Hinzu kommen die Auswirkungen des Krieges in der Ukraine: steigende Strompreise, steigende Treibstoffpreise, steigende Lebensmittelpreise. “Die Lebenshaltungskosten hier sind explodiert”, sagte Mansfeld. Laut dem Statistikdienst INE sind die Verbraucherpreise auf den Balearen im März 2022 um 9,4 % im Vergleich zum Vorjahresmonat gestiegen. In Deutschland lag die Inflation im gleichen Zeitraum bei 7,3 Prozent. Der Präsident der Verbraucherschutzorganisation Consubal, Alfonso Rodríguez, hält die Lage für schwierig. „Hier auf den Balearen sind wir bei der Lage der Insel extrem von der Außenwelt abhängig“, sagte er der deutschsprachigen Mallorca Zeitung. Wird der Transfer teurer, wirkt sich das auf die Endverbraucherpreise vieler Produkte aus. Blick auf das kleine Heufkens Hotel. (Quelle: Wölk / t-online) Dabei entstehen manchmal “sehr absurde Situationen”, sagt Heufken. Am Morgen des Gründonnerstags zerbrach er in einem der acht Zimmer des Hotels einen Duschkopf. “Ich hatte die ganze Zeit Angst, dass so etwas passieren würde.” Die Lieferung dauert mindestens einen Monat und Sie müssen das Fünffache des tatsächlichen Preises bezahlen. „Wir sprechen von Alltagsgegenständen, die zum Problem werden“, sagt der Hotelier.

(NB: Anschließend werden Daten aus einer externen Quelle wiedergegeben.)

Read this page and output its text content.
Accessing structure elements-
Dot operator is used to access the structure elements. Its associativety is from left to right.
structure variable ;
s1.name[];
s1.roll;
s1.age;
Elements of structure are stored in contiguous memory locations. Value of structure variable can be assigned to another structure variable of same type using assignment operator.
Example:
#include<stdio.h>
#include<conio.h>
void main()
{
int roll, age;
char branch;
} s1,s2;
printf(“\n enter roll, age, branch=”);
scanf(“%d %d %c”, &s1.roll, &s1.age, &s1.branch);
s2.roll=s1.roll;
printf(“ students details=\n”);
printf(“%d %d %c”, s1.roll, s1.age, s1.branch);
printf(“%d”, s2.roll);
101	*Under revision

„Spendenbereitschaft ist eingebrochen“
Schließlich wirken sich hohe Preise auch auf die Personalsuche aus. Wegen der hohen Lebenshaltungskosten kämen viel weniger Menschen vom Festland, sagt Heufken. Und wenn, dann wohl in den großen Hotelketten, die sich besser bezahlen lassen könnten. Partysänger Mickie Krause kehrt natürlich nach Mallorca zurück und gibt dort Konzerte. (Quelle: Bilder imago) Er musste sein Restaurant in seinem Hotel in Arta geschlossen halten, weil er keinen Koch finden konnte. In seinem anderen Restaurant im Dorf Colònia de Sant Pere, 15 Minuten entfernt, sagten zwei Kellner vor zwei Wochen spontan ab. Sie hätten eine andere Arbeit erledigt, für die sie bisher nicht fahren mussten. Obwohl sie bereits einen Vertrag unterschrieben haben, sagt Heufken. Heimke Mansfeld: Er ist Präsident der Stiftung Hope Mallorca. (Quelle: Videoausschnitt / Wölk / t-online) Mansfeld stellt eine weitere Folge der steigenden Lebenshaltungskosten fest: “Die Spendenbereitschaft ist stark gesunken.” In der jetzigen Situation sind Mittel wohl dringender denn je. Auch weil „Hope Mallorca“ Menschen aus der Ukraine hilft. Zwei Flüchtlingsfamilien wurden bereits in Wohnungen untergebracht, bald sollen es weitere werden, sagt Mansfeld.
“Es wird nie wieder so sein”
Und Pfähle? Trotz allem will er weitermachen. Letzte Woche erlebte er einen Tiefpunkt und dachte daran, mit dem Rauchen aufzuhören. Christoph Heufken: Der gebürtige Kölner betreibt seit mehr als 20 Jahren ein Boutique-Hotel auf Mallorca. (Quelle: Kloft / t-online) „Ich könnte einfach jemanden als Mitarbeiter einstellen“, schildert er hinterher seine Gedanken. Am nächsten Morgen fing er sich wieder. Auch jetzt will Heufken nicht an einen Abgang denken. „Ich lebe auf Mallorca. Irgendwann wird es besser“, sagt er und erhebt sich von seinem Stuhl vor seinem Hotel. “Auch wenn es nie wieder so sein wird.”